Jack shifted uneasily. He should be relieved, but he wasn't. The food he'd spent so much time selecting had all the flavor of cardboard.
"Did you ever make stupid promises to fate, Jack?" Ianto asked. "Of the 'dear Santa please bring me a bike and I'll never mess up my bedroom again' variety?"
Jack nodded. "Sometimes," he admitted.
"I do that," Ianto mused. "I even keep them, sometimes. And when I realized you were gone, I promised myself – or fate, perhaps – that if you came back you could drool over Gwen all you liked and I wouldn't say a word. So this is me, not saying a word. I actually thought you'd appreciate it."
"I don't drool over Gwen!"
Ianto actually laughed. "Black jeans, red top," he said pointedly. "And those boots."
Jack bit his lip. "You did too," he said defensively.
Ianto sighed. "Fine. You don't drool over Gwen. You've never drooled over Gwen. Every incidence of said drooling exists purely in my imagination. Can we stop this now?"
Jack seethed inside. He knew he should take the out he was being offered, but he couldn't. He waved a hand across the roof while Pink told him via the radio that he was a tool. "I didn't do all this for Gwen, did I?"
Ianto's hands clenched around one of the bottles of mineral water Jack brought instead of alcohol. In deference to painkillers, no doubt. But the further evidence of careful consideration only served to tighten the knot currently fighting for space with the picnic food. Jack didn't do this sort of thing. Except, Ianto realized, when he was feeling guilty about something. There'd been that date after he'd come back from traveling with the Doctor. Dinner at the expensive French restaurant after reading his diary. That weekend away after Gwen's wedding. And between his insecurity and Jack's goading his promise not to say another word about Gwen vanished in a red mist.
"Why did you do this, Jack? What are you trying to make up for? What else happened while you were in that cell?"
"Nothing, damn it! There's nothing between me and Gwen, there never has been, and there never will be."
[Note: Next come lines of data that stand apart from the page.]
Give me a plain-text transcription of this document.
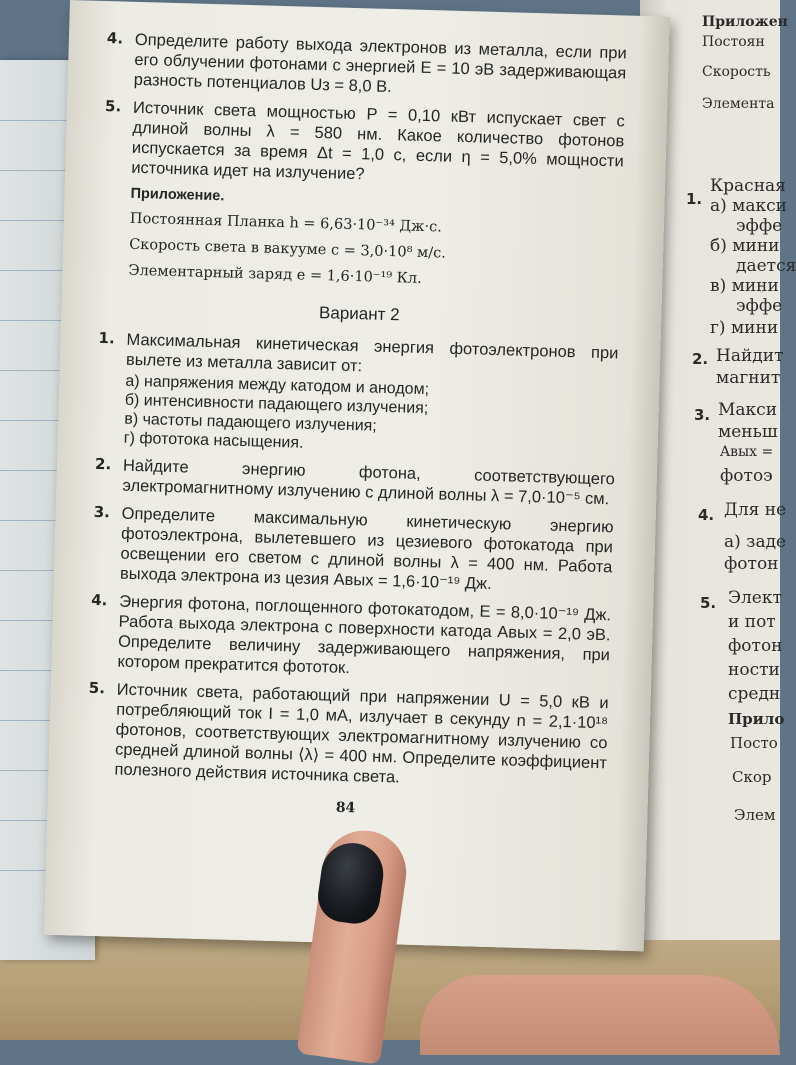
Приложен
Постоян
Скорость
Элемента
1.
Красная
а) макси
эффе
б) мини
дается
в) мини
эффе
г) мини
2. Найдит
магнит
3. Макси
меньш
Aвых =
фотоэ
4. Для не
а) заде
фотон
5. Элект
и пот
фотон
ности
средн
Прило
Посто
Скор
Элем
4. Определите работу выхода электронов из металла, если при его облучении фотонами с энергией E = 10 эВ задерживающая разность потенциалов Uз = 8,0 В.
5. Источник света мощностью P = 0,10 кВт испускает свет с длиной волны λ = 580 нм. Какое количество фотонов испускается за время Δt = 1,0 с, если η = 5,0% мощности источника идет на излучение?
Приложение.
Постоянная Планка h = 6,63·10⁻³⁴ Дж·с.
Скорость света в вакууме c = 3,0·10⁸ м/с.
Элементарный заряд e = 1,6·10⁻¹⁹ Кл.
Вариант 2
1. Максимальная кинетическая энергия фотоэлектронов при вылете из металла зависит от:
а) напряжения между катодом и анодом;
б) интенсивности падающего излучения;
в) частоты падающего излучения;
г) фототока насыщения.
2. Найдите энергию фотона, соответствующего электромагнитному излучению с длиной волны λ = 7,0·10⁻⁵ см.
3. Определите максимальную кинетическую энергию фотоэлектрона, вылетевшего из цезиевого фотокатода при освещении его светом с длиной волны λ = 400 нм. Работа выхода электрона из цезия Aвых = 1,6·10⁻¹⁹ Дж.
4. Энергия фотона, поглощенного фотокатодом, E = 8,0·10⁻¹⁹ Дж. Работа выхода электрона с поверхности катода Aвых = 2,0 эВ. Определите величину задерживающего напряжения, при котором прекратится фототок.
5. Источник света, работающий при напряжении U = 5,0 кВ и потребляющий ток I = 1,0 мА, излучает в секунду n = 2,1·10¹⁸ фотонов, соответствующих электромагнитному излучению со средней длиной волны ⟨λ⟩ = 400 нм. Определите коэффициент полезного действия источника света.
84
They glared into each other's faces, as close now in their mutual rage as they had been in their mutual passion such a short time ago. The blanket fell away from their shoulders and Jack's eyes fell on the bruise he'd left on Ianto's neck, the hair disheveled from his grasping hands. He dropped back onto the cushions and buried his face in his hands, gasping in deep steadying breaths that were frighteningly close to sobs.
There was a final flurry in the sky as the fireworks display reached its climax. The radio announcer thanked them for listening and wished them all a safe and happy year before returning them to their usual programming.
Plates rattled as Ianto threw everything back into the basket.
Jack rubbed a hand tiredly over his eyes, wondering how the hell it had gone so wrong so fast. "Where's all this coming from, Ianto?"
Ianto pointed silently to the radio, his face twisting into an expression of wry amusement. "It could almost be physic programming," he said. "Says it all, really."
If you can't be, with the one you love, love the one you're with.
"No," Jack protested. "No Ianto…"
"You settled for me," Ianto said, so softly Jack had to strain his ears to hear. "I thought I could make it be enough, but I can't. Neither can you. And it breaks my heart watching you try."
"Ianto…don't….."
"I'm going back down to the flat, Jack. Give me some time, OK? Enjoy your roof for a while."
"I don't want…."
"It's not always about what you want, Jack. I didn't want to start this. I tried not to, but you wouldn't stop….and now I don't just want time. I need it."
The door creaked shut behind him. The stupid song blared forth from the radio, and this time Jack did kick it off the roof.
Yeah, sorry about that. It will be fixed in the final chapter, kind of, mostly, and hey, Valentine's Day is the next holiday in the plan….
I don't know if Cardiff and BBC 2 ever participated in a fireworks display as described in this chapter. I based it on Melbourne's Stereo Skyshow which was awesome and unfortunately doesn't happen anymore.